On 20.06.24 02:35, Josh Berkus wrote:
A lot of this discussion has been around the AGPL "failing" startups who wanted to use it to protect themselves from web service competition.

This is not that the AGPL was written for.

The AGPL was written for projects like CiviCRM, which had a direct threat of "embrace and extend" by proprietary vendors.  The AGPL did, and still does, a fine job of preventing nonprofit OSS projects from having their code modified, extended, and improved by proprietary service vendors without back contribution.

It works for CiviCRM (non-profit) like it works (worked) for SugarCRM (commercial). If you can AGPL the whole application without additional permissive client library shims etc, it works as intended. It doesn't work for the component vendors that came later and which needed more complicated licensing; the vendors problem is that they can't separate potential customers from hyperscalers through licensing strategy.

The struggle that startups are having is that they don't want code contributions, they want money. Copyleft is not a business model.

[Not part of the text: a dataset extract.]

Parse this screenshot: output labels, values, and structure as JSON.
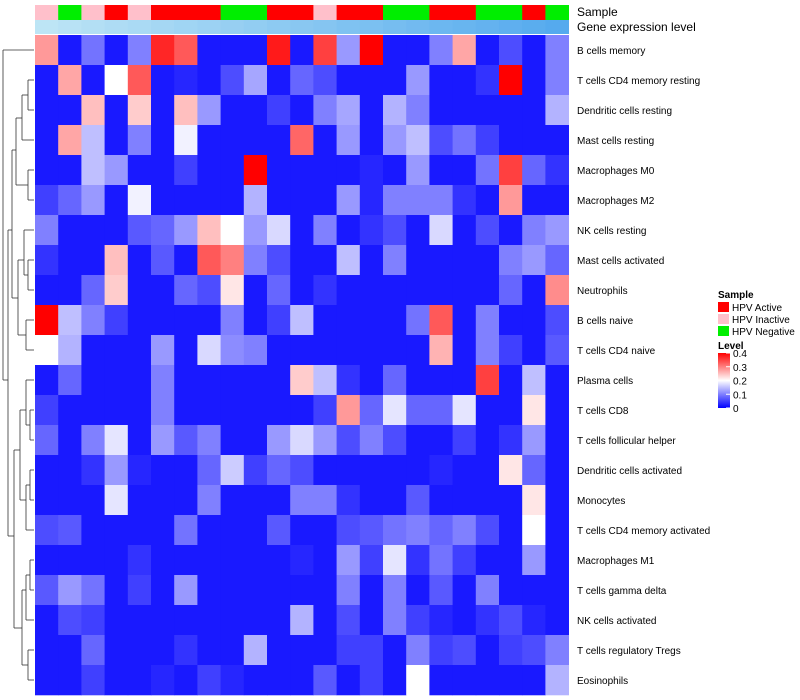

Commercial open source application providers can use copyleft as a successful anti-competition strategy, commercial open source component vendors have not found a good way (yet).

So I also think that the component vendors are barking up the wrong tree, blaiming their failure to find a solution to on the tools they were using (the available licenses).

The bad part: The other side, the hyperscalers, seem to be in cahoots with the vendors, because they also want to see the AGPL considered ineffective.

So we have two opposing parties, both claiming the AGPL is no good, for their own reasons, both wrong IMO.